Movie in Production on Charles Manson Girls

Notorious madman Charles Manson has been a topic of conversation for decades, but now a movie is being made from the point of view of the women who followed Manson. INSIDE EDITION has the story.

It's an exclusive first look at the actresses playing the real-life Manson girls.

The women are all starring in a movie called Manson Girls, about the groupies who fell under the spell of psycho-killer Charles Manson.

"This is really a story from the girls' perspective," said actress Estella Warren.

Manson, forever notorious as the madman behind the killings of pregnant actress Sharon Tate and six other people forty-two years ago in 1969, had a hypnotic power over the women in his cult.

Three of them stood trial with him for murder. They're names that will live in infamy. Patricia Krenwinkel, Leslie Van Houten, and Susan Atkins who sneered at Sharon Tate's desperate pleas for mercy.

"People are fascinated by Manson, but they don't know a lot about the girls," said actress Heather Matarazzo

Squeaky Fromme, the Manson disciple who tried to assassinate President Gerald Ford, was recently released from prison.

The movie's director and screenwriter, Susanna Lo, insists she is not glamorizing the Manson women, saying, "There's nothing glamorous about this.

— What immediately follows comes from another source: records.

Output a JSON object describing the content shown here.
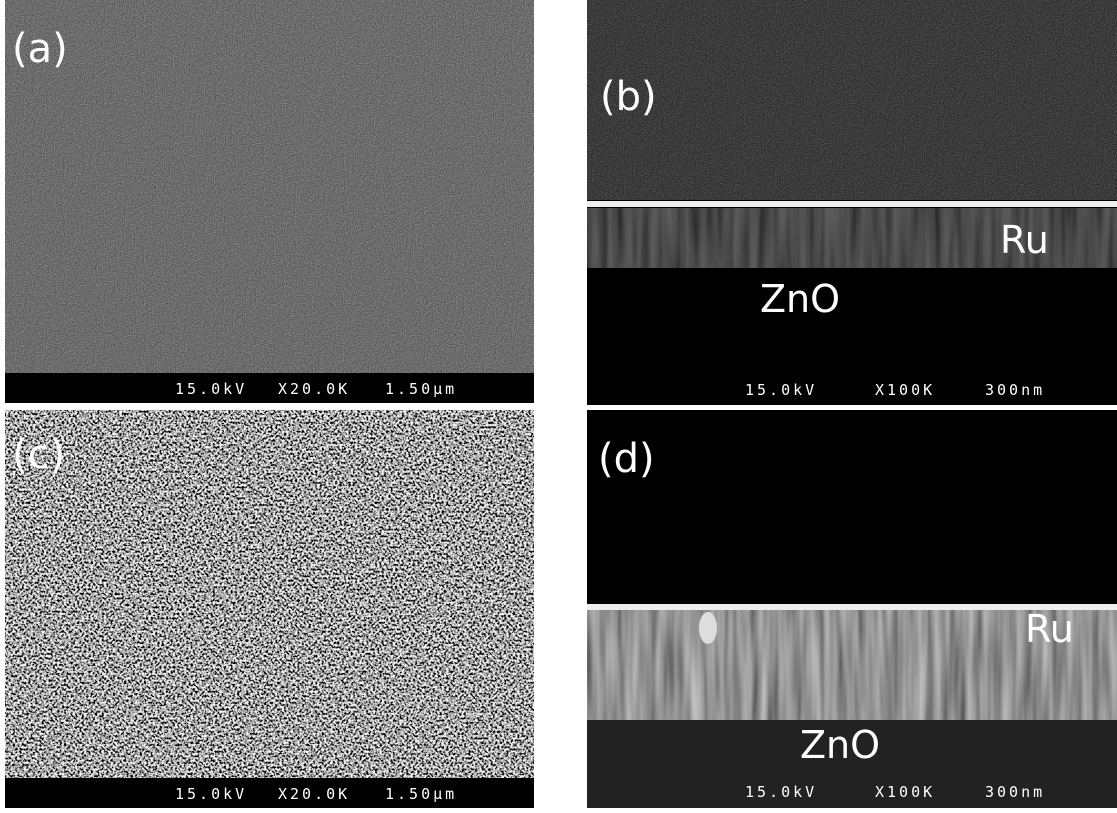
{
  "panels": [
    {
      "label": "(a)",
      "voltage": "15.0kV",
      "magnification": "X20.0K",
      "scale": "1.50μm"
    },
    {
      "label": "(b)",
      "voltage": "15.0kV",
      "magnification": "X100K",
      "scale": "300nm",
      "layers": [
        "Ru",
        "ZnO"
      ]
    },
    {
      "label": "(c)",
      "voltage": "15.0kV",
      "magnification": "X20.0K",
      "scale": "1.50μm"
    },
    {
      "label": "(d)",
      "voltage": "15.0kV",
      "magnification": "X100K",
      "scale": "300nm",
      "layers": [
        "Ru",
        "ZnO"
      ]
    }
  ]
}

It's an American tragedy across the board."

Vincent Bugliosi, who prosecuted the Manson clan at their 1970 trial and wrote the definitive book Helter Skelter about the case, recalls the viciousness of the killers, saying, "These people were extremely cold-blooded, and that's why people are still talking about it."

So what happened to those three killers, Atkins, Krenwinkel and Van Houten?

Atkins, who appeared at a parole hearing in 2009 when she was gravely ill with cancer, died in prison later that year.

Krenwinkel was turned down for parole just last month at age 63.

Van Houten is now 61-years-old and also still behind bars. She was recently denied parole for the nineteenth time.

Now, this new movie revives interest in one of the most infamous crimes in American history.